JAMES CAMERON (Director, Writer, Producer, Editor) is an acclaimed filmmaker and explorer. As director, writer and producer, he is responsible for some of the most memorable films of the past three decades: “The Terminator,” “Aliens,” “The Abyss,” “Terminator 2: Judgment Day,” “True Lies,” “Titanic” and “Avatar.”
“Avatar” is the highest grossing film in history with more than $2.8 billion in global box office, beating the previous record holder, Cameron’s own film “Titanic,” which held that record for 12 years. Cameron’s films have also earned numerous nominations and awards, most notably “Titanic”’s 14 Academy Award® nominations (a record) and 11 Oscars® (also a record), including Cameron’s own three Oscars® for Best Picture, Best Direction and Best Editing. Both “Titanic” and “Avatar” won the Golden Globe® for Best Director and Best Picture. “Avatar” was nominated for nine Academy Awards® and won three.
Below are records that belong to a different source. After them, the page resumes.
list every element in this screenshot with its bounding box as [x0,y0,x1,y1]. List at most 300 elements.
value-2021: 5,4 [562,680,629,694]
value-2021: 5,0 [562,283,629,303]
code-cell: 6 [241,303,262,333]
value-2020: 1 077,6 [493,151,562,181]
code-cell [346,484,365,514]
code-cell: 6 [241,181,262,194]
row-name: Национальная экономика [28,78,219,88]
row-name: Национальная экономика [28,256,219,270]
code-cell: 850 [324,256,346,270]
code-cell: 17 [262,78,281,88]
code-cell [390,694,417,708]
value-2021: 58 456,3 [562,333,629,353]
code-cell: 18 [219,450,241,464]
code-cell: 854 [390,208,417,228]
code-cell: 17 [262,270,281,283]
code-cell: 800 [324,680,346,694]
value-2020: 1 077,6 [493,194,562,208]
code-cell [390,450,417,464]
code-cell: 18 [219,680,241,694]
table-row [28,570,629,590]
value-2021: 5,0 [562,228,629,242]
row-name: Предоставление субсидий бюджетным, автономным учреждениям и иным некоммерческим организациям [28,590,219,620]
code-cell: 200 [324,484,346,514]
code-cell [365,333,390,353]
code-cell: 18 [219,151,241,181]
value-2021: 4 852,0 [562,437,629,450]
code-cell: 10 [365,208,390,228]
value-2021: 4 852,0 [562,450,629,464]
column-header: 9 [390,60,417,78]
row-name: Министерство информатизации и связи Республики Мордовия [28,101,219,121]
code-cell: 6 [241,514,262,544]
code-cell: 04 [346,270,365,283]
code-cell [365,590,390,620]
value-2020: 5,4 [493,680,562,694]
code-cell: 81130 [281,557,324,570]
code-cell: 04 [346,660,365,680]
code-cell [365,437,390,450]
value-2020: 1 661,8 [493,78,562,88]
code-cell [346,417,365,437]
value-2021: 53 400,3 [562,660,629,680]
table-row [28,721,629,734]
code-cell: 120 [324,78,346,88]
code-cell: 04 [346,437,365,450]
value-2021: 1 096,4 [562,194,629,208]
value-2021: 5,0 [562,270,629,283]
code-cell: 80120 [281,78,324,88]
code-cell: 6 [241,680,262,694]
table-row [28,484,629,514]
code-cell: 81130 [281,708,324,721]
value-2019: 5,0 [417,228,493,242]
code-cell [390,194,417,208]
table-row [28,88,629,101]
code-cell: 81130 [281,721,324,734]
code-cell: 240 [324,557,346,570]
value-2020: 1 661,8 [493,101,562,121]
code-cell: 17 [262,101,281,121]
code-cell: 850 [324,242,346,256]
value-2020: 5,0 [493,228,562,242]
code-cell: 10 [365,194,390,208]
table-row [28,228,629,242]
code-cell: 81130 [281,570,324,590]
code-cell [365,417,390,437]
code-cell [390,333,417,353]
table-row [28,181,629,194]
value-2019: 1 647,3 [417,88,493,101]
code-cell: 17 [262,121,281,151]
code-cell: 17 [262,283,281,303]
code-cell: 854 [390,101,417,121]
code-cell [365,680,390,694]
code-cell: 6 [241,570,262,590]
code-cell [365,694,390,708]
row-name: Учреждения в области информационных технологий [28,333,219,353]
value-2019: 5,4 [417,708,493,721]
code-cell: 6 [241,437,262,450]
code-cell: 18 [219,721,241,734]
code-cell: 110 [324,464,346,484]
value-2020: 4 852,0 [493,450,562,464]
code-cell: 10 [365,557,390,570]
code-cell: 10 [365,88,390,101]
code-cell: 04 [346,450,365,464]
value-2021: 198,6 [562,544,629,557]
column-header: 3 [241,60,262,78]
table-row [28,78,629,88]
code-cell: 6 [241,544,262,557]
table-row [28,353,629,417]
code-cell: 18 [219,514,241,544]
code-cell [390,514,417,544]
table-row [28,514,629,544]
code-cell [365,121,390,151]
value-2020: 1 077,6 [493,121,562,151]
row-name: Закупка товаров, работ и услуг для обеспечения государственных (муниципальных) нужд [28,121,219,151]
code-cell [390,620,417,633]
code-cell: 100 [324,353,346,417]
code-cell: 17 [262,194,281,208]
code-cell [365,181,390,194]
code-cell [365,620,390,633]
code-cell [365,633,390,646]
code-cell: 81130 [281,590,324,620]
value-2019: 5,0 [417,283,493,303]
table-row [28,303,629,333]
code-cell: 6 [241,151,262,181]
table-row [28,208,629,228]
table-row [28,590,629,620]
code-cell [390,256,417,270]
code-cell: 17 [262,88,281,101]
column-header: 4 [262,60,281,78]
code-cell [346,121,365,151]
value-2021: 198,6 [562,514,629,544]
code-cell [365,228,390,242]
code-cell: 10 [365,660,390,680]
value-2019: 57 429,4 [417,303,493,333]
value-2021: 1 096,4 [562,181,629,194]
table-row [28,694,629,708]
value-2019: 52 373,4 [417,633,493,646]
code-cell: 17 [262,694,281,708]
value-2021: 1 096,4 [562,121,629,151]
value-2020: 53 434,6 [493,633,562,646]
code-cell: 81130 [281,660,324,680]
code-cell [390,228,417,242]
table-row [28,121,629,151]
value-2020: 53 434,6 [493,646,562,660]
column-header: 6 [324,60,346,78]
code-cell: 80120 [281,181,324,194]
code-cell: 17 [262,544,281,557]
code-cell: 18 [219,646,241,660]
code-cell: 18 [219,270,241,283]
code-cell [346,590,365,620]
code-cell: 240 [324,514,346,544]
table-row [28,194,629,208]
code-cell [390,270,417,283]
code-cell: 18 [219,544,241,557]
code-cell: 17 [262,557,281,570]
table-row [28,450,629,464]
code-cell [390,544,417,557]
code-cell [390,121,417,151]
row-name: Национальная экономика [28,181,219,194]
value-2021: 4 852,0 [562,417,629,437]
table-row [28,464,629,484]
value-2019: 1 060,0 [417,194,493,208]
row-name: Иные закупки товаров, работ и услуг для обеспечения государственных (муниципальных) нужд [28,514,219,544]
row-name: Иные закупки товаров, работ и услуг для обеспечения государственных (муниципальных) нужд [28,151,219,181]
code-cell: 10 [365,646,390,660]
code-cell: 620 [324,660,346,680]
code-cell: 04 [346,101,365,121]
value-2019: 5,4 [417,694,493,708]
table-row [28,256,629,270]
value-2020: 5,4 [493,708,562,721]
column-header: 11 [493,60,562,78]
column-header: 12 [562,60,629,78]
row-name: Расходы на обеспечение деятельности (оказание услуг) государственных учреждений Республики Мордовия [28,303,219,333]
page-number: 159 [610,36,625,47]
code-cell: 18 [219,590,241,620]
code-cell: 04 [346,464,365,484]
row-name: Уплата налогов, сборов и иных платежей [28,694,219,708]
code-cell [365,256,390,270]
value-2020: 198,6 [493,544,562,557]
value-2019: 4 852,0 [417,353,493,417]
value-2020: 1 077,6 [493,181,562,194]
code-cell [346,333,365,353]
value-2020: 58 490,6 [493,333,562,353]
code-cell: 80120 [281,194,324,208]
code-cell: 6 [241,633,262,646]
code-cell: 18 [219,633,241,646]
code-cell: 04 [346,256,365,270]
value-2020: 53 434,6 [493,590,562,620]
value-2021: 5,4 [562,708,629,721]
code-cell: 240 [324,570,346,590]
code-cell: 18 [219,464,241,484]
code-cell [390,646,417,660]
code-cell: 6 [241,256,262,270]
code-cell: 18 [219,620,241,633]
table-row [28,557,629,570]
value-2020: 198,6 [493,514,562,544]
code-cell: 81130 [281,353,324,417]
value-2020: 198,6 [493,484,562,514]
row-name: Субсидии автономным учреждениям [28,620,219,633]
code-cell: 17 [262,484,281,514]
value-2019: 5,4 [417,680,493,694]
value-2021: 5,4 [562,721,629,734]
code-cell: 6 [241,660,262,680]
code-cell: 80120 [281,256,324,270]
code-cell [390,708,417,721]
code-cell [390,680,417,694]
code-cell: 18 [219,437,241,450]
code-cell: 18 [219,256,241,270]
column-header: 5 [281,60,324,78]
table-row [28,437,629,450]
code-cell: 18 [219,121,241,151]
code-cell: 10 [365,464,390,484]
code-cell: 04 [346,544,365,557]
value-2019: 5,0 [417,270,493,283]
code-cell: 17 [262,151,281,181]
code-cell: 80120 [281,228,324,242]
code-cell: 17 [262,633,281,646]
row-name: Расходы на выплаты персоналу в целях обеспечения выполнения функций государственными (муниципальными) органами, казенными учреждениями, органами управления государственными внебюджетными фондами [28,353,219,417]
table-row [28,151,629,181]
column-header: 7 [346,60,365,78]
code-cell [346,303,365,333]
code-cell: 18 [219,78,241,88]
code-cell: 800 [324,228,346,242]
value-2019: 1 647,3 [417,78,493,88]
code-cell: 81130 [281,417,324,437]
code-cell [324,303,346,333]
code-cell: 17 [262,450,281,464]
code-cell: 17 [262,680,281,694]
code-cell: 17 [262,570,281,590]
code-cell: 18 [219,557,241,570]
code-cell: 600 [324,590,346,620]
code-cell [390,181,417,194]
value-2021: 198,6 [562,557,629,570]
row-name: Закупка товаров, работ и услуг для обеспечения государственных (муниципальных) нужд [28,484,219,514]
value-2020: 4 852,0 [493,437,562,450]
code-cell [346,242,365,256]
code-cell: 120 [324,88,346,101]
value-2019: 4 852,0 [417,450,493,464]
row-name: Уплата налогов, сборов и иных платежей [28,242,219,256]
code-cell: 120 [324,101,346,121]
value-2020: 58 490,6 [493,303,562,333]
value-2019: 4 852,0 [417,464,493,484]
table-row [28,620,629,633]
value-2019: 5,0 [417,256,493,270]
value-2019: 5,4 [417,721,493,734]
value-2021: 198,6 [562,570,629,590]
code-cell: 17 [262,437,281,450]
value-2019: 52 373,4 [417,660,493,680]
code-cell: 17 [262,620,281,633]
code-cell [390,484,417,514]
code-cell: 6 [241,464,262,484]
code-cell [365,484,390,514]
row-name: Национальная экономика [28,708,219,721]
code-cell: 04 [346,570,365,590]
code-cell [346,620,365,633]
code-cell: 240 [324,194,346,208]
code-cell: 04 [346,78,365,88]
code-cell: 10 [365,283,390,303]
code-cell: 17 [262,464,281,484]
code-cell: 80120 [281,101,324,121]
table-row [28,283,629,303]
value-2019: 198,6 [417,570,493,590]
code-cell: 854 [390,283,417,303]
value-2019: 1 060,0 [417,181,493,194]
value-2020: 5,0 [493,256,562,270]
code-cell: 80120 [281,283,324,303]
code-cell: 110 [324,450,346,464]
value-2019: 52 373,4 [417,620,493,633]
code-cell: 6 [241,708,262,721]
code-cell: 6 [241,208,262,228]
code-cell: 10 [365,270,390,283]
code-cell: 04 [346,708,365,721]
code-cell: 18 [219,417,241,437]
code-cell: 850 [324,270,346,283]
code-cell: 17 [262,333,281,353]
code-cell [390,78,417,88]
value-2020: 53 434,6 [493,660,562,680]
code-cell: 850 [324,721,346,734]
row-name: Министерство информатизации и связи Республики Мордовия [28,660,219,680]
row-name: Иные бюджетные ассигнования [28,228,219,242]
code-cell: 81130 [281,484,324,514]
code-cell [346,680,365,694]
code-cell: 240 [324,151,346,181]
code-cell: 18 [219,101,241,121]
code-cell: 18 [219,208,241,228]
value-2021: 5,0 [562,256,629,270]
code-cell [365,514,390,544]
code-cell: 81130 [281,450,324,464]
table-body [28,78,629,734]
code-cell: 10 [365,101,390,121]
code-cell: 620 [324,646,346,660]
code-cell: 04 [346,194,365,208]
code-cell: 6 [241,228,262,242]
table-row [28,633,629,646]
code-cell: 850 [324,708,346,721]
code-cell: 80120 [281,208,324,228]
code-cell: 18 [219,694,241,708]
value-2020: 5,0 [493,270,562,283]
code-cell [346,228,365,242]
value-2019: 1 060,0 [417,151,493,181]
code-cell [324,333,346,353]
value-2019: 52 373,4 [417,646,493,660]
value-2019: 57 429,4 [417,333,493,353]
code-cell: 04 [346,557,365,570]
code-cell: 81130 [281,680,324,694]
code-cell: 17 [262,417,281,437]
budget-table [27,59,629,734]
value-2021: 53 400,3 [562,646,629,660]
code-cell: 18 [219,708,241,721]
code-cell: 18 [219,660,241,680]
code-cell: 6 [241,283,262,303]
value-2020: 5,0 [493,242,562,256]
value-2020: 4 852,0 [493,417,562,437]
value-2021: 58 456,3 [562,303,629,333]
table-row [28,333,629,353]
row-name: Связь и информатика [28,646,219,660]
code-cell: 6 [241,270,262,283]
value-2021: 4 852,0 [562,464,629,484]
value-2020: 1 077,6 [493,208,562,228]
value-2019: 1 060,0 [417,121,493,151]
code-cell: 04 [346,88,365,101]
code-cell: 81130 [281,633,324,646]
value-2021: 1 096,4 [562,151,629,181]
Over the last 17 years, Cameron developed cutting edge 3D camera systems for movies and documentaries, as well as for broadcast sports and special events. He was at the vanguard of the 3D renaissance that has transformed the movie industry in recent years. He also developed unprecedented deep ocean exploration vehicles, lighting and 3D camera equipment. Most recently, Cameron led his eighth deep ocean expedition to some of the deepest trenches in the world. On March 26, 2012, he set the world’s solo deep diving record of 35,787’ in the Challenger Deep in a vehicle of his own design.
Cameron is a National Geographic Explorer in Residence, and recipient of their most prestigious award, the Hubbard Medal, as well as the Explorer’s Club medal for Explorer of the Year. Cameron is also passionately involved in sustainability issues, having founded the Avatar Alliance Foundation to take action on climate change, energy policy, deforestation, indigenous rights, ocean conservation and sustainable agriculture.
His production company, Lightstorm Entertainment, installed a one-megawatt solar array on the roofs of their soundstages at Manhattan Beach Studios to generate all the power for the “Avatar” sequels. James and Suzy Amis Cameron, both environmental vegans, founded the Plant Power Taskforce to promote awareness of the impact of animal agriculture on the environment and climate.